- Theatrical release poster
- Directed by: Stephanie Garvin
- Written by: Stephanie Garvin
- Produced by: Stephanie Garvin; Scott Rosenfelt; Chad Oliver;
- Starring: Kelly Stables; Emily Tosta; Caylee Cowan; Brian Thomas Smith; James Maslow; Hugh Sheridan; Drew Fuller; Neal McDonough; Sean Astin;
- Cinematography: Drew Suppa
- Edited by: Devon Greene; Jason Luna-Ballantyne;
- Music by: Steve Dorff
- Production company: ETM Pictures
- Distributed by: ETM Distribution
- Release date: December 1, 2023;
- Country: United States
- Language: English

= Holiday Twist =

2023 film by Stephanie Garvin

Holiday Twist is a 2023 American Christmas comedy film written and directed by Stephanie Garvin.
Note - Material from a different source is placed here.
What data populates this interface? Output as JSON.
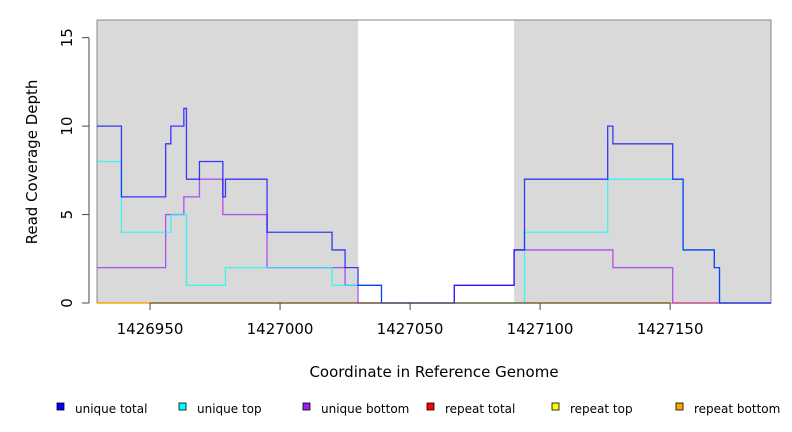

It stars Kelly Stables, Neal McDonough, Sean Astin, Caylee Cowan, James Maslow, and Hugh Sheridan.

== Production ==
In June 2022, it was reported that Sean Astin, Neal McDonough, and Haley Reinhart would join the cast in supporting roles, and that filming would take place in Los Angeles.

==Release==
Holiday Twist was released in over 500 theaters in the United States by ETM Distribution on December 1, 2023.